The Fur-Bearers Arts & Science Scholarship was created in 2021 to support individuals who are committed to improving coexistence with wildlife in Canada. The scholarship is awarded to support projects designed to promote coexistence either through the use of art or through science-based projects. This year, The Fur-Bearers is awarding a scholarship in both the Arts stream and the Science Stream. Click here to learn more about the Arts & Science Scholarship.
In addition to the Arts & Science Scholarship, The Fur-Bearers offers a full scholarship to the Beaver Institute’s training program. This program provides a comprehensive online course that mentors and trains professionals to resolve human-beaver conflicts using non-lethal and scientifically-proven techniques. Students learn about the role of beavers as a keystone species and how to build and install successful water control devices to resolve beaver dam flooding problems. Click here to learn more about the Beaver Institute Scholarship.
2021 Arts & Science Scholarship Recipients
We are happy to announce our scholarship winners for 2021 and the projects that the scholarships will support.

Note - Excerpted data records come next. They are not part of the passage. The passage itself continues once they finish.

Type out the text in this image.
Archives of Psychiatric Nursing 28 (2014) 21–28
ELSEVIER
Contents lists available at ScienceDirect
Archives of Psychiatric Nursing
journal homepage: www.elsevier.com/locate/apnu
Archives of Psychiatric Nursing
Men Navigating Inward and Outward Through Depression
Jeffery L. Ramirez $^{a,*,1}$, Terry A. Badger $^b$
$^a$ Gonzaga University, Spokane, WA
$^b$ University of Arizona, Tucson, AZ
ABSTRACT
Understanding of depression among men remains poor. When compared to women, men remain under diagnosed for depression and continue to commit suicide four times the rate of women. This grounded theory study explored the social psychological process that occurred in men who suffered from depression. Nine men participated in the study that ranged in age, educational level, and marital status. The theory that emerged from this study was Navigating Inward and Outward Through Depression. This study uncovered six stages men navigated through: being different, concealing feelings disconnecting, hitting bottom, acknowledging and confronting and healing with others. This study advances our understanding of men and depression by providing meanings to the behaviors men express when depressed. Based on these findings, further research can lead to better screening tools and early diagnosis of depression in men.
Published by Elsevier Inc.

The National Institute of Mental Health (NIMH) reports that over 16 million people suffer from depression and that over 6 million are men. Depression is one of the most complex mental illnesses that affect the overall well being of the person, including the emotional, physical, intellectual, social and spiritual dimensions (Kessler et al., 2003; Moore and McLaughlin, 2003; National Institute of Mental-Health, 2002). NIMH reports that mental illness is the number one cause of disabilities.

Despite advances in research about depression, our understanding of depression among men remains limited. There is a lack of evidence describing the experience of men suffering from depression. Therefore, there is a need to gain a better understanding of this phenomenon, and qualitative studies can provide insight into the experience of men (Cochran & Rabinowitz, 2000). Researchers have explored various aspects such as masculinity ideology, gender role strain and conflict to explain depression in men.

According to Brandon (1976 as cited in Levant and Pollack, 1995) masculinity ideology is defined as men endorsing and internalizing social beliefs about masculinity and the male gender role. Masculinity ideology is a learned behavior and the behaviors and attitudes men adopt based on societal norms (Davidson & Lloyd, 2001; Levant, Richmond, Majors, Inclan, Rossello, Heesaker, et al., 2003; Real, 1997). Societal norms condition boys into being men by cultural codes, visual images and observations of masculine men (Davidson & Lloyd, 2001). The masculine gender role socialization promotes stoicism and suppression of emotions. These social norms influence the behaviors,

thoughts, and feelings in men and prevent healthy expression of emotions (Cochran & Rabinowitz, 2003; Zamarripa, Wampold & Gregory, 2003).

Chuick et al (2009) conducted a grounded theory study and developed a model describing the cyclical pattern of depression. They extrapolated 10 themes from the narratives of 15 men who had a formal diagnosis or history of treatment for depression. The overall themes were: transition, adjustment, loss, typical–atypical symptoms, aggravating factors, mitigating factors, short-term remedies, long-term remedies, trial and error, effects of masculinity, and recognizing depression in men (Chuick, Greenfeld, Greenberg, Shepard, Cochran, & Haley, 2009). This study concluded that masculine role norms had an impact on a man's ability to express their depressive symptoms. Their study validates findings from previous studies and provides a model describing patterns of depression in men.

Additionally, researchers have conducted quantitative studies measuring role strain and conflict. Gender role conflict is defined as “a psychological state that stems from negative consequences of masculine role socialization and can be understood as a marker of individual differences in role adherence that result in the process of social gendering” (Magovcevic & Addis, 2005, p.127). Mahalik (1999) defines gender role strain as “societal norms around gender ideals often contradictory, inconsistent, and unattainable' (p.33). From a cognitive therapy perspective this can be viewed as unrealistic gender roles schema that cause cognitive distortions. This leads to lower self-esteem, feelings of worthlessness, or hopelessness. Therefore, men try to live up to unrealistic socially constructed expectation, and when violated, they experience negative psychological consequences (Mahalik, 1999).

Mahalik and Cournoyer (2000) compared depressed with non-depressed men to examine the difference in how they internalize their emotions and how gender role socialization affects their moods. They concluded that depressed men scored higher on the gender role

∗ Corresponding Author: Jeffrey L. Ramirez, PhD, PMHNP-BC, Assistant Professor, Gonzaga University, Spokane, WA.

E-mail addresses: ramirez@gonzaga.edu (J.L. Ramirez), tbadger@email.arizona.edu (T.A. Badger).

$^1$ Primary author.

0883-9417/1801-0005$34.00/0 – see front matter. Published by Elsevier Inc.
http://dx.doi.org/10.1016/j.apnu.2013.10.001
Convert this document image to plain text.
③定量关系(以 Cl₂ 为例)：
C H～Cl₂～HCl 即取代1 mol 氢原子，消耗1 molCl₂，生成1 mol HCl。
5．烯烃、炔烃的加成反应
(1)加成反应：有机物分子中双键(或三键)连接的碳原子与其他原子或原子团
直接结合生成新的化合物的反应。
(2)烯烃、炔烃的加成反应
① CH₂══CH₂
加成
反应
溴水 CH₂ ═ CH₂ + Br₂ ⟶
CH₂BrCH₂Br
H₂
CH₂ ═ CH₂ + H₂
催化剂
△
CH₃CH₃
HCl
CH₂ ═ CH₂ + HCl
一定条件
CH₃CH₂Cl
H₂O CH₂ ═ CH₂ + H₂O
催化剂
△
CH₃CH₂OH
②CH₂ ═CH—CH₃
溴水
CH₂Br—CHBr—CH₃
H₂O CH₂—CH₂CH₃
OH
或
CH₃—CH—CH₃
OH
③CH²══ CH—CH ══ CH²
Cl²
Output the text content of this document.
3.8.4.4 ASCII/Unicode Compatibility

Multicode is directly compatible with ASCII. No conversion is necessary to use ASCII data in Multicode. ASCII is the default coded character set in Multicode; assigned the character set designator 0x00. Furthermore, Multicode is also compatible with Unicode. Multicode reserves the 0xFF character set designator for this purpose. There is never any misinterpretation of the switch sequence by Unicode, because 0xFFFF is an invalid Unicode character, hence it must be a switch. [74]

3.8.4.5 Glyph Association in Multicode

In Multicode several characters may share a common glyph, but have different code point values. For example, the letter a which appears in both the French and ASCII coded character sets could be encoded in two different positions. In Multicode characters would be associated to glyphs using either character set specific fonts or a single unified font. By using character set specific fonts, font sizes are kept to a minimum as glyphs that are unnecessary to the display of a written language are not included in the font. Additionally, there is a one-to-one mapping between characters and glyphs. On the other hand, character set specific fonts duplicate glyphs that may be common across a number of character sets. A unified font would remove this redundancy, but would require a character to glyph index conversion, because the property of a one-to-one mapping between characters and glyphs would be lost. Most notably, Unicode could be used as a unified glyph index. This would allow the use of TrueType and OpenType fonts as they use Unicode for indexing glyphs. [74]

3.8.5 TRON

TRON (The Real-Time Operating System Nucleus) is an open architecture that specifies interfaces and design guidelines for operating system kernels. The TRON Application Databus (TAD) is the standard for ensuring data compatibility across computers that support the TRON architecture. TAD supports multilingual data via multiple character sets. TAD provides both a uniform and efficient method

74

Sarah Ronald, British Columbia
This hand-drawn animation project is an experiential and educational art piece around encountering wildlife, focusing on animals that need heightened public education around coexistence in suburban spaces. Animations will be shared at events and screenings in conjunction with messaging and invited dialog relating to coexistence.
“My inspiration with screening the animals outdoors and temporarily/ephemerally speaks to how we often encounter the wild in general: often unexpected, the encounter gives us pause, an interruption in our daily human experiences. As an artist I am interested in non-linear storytelling and inviting audiences to interpret and relate the work back to their real-world behaviors towards animal encounters.” – Sarah Ronald
View Sarah’s work at www.sarahronald.com.
Nikki Heim, Alberta
Wolverine (Gulo gulo L.) are a species of special concern in western Canada. Like many wildlife, disturbance to preferred habitat for successful reproduction and rearing young is vital for species persistence. Know threats to critical denning habitat for reproductive female wolverines are climate change and winter recreation. While tackling a changing climate is an unprecedented challenge, minimizing disturbance caused by winter recreation activities can be accomplished through translating scientific concepts and findings into public awareness that guide individual actions.
Using a digital story telling platform, this project will build an interactive narrative that relates scientific information to a broader public to improve wolverine awareness and promote co-existence through responsible winter recreation activities. Taking from a collection of expert digital photography, videography, and mapping garnered through recent research efforts, this virtual Story Map will engage with mountain enthusiasts by describing key conservation concerns for wolverine populations, telling an exciting and heartfelt tale of local discovery using innovative research techniques, and offering strategies to travel responsibly – sharing the land with these emblematic animals.
2021 Beaver Institute Scholarship Recipient
Melanie Whalen, Alberta
Melanie Whalen works in the field of wildlife rehabilitation and will use the knowledge gained from the Beaver Institute program to educate the public about non-lethal solutions and practically apply the skills in her surrounding communities.
To learn more about Melanie’s work visit www.calgarywildlife.org.
Congratulations to all the award recipients!